Find all zeros (real and complex) of the polynomial. (Enter your answers as a comma-separated list. Enter all answers using the appropriate multiplicities \[ P(x)=x^{4}-2 x^{3}-7 x^{2}-2 x-8 \] \( x=\square \)

To find the zeros of the polynomial \( P(x) = x^{4} - 2x^{3} - 7x^{2} - 2x - 8 \), we can apply the Rational Root Theorem first.
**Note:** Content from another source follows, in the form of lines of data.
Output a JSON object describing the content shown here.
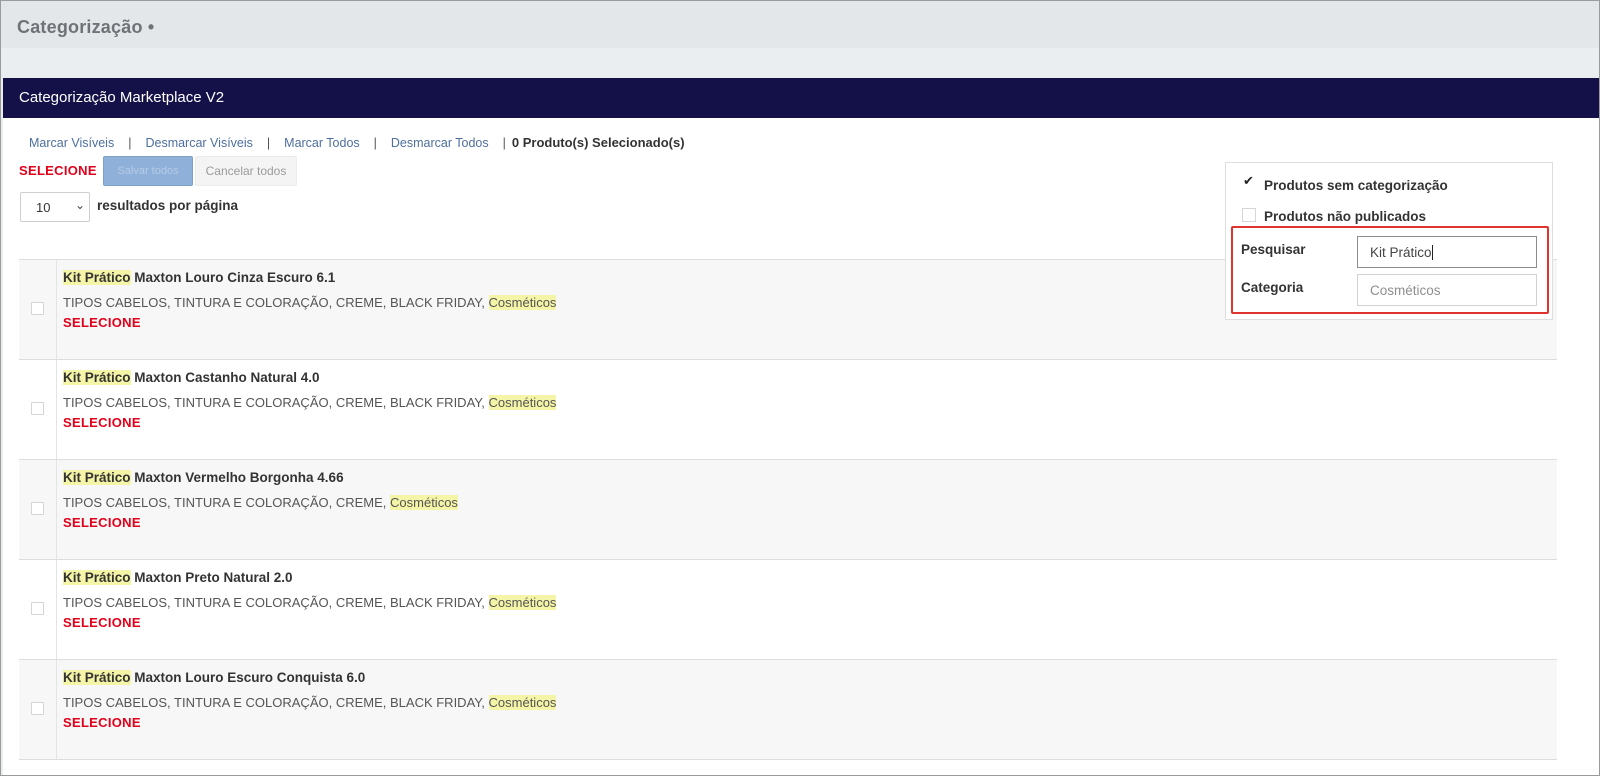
{
  "page": {
    "title": "Categorização •"
  },
  "panel": {
    "title": "Categorização Marketplace V2"
  },
  "selection_links": {
    "mark_visible": "Marcar Visíveis",
    "unmark_visible": "Desmarcar Visíveis",
    "mark_all": "Marcar Todos",
    "unmark_all": "Desmarcar Todos",
    "separator": "|",
    "selected_count": "0 Produto(s) Selecionado(s)"
  },
  "bulk": {
    "label": "SELECIONE",
    "select_all": "Salvar todos",
    "cancel_all": "Cancelar todos"
  },
  "pagination": {
    "per_page_value": "10",
    "per_page_label": "resultados por página"
  },
  "filters": {
    "no_category": {
      "label": "Produtos sem categorização",
      "checked": true
    },
    "unpublished": {
      "label": "Produtos não publicados",
      "checked": false
    },
    "search": {
      "label": "Pesquisar",
      "value": "Kit Prático"
    },
    "category": {
      "label": "Categoria",
      "placeholder": "Cosméticos"
    }
  },
  "products": [
    {
      "highlight": "Kit Prático",
      "name": "Maxton Louro Cinza Escuro 6.1",
      "categories": "TIPOS CABELOS, TINTURA E COLORAÇÃO, CREME, BLACK FRIDAY,",
      "category_highlight": "Cosméticos",
      "select_label": "SELECIONE"
    },
    {
      "highlight": "Kit Prático",
      "name": "Maxton Castanho Natural 4.0",
      "categories": "TIPOS CABELOS, TINTURA E COLORAÇÃO, CREME, BLACK FRIDAY,",
      "category_highlight": "Cosméticos",
      "select_label": "SELECIONE"
    },
    {
      "highlight": "Kit Prático",
      "name": "Maxton Vermelho Borgonha 4.66",
      "categories": "TIPOS CABELOS, TINTURA E COLORAÇÃO, CREME,",
      "category_highlight": "Cosméticos",
      "select_label": "SELECIONE"
    },
    {
      "highlight": "Kit Prático",
      "name": "Maxton Preto Natural 2.0",
      "categories": "TIPOS CABELOS, TINTURA E COLORAÇÃO, CREME, BLACK FRIDAY,",
      "category_highlight": "Cosméticos",
      "select_label": "SELECIONE"
    },
    {
      "highlight": "Kit Prático",
      "name": "Maxton Louro Escuro Conquista 6.0",
      "categories": "TIPOS CABELOS, TINTURA E COLORAÇÃO, CREME, BLACK FRIDAY,",
      "category_highlight": "Cosméticos",
      "select_label": "SELECIONE"
    }
  ],
  "colors": {
    "header_bg": "#131148",
    "select_red": "#e3001b",
    "highlight": "#f5f5a8",
    "link": "#4e6f9e",
    "focus_outline": "#e0332f"
  }
}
Testing possible rational roots (factors of -8), we find \( x = 2 \) is a root. We then perform synthetic division to simplify \( P(x) \) into a cubic polynomial: \[ P(x) = (x - 2)(x^{3} + 2x^{2} - 3x - 4). \] Next, we can further factor \( x^{3} + 2x^{2} - 3x - 4 \). Testing \( x = -2 \) shows it is also a root. Again, perform synthetic division: \[ x^{3} + 2x^{2} - 3x - 4 = (x + 2)(x^{2} - 4). \] The quadratic \( x^{2} - 4 \) can be factored as \( (x - 2)(x + 2) \). Thus, we have: \[ P(x) = (x - 2)^2 (x + 2)^2. \] The complete list of zeros is: \[ x = 2 \text{ (multiplicity 2)}, -2 \text{ (multiplicity 2)}. \] So, the zeros in a comma-separated list are: \( 2, 2, -2, -2 \).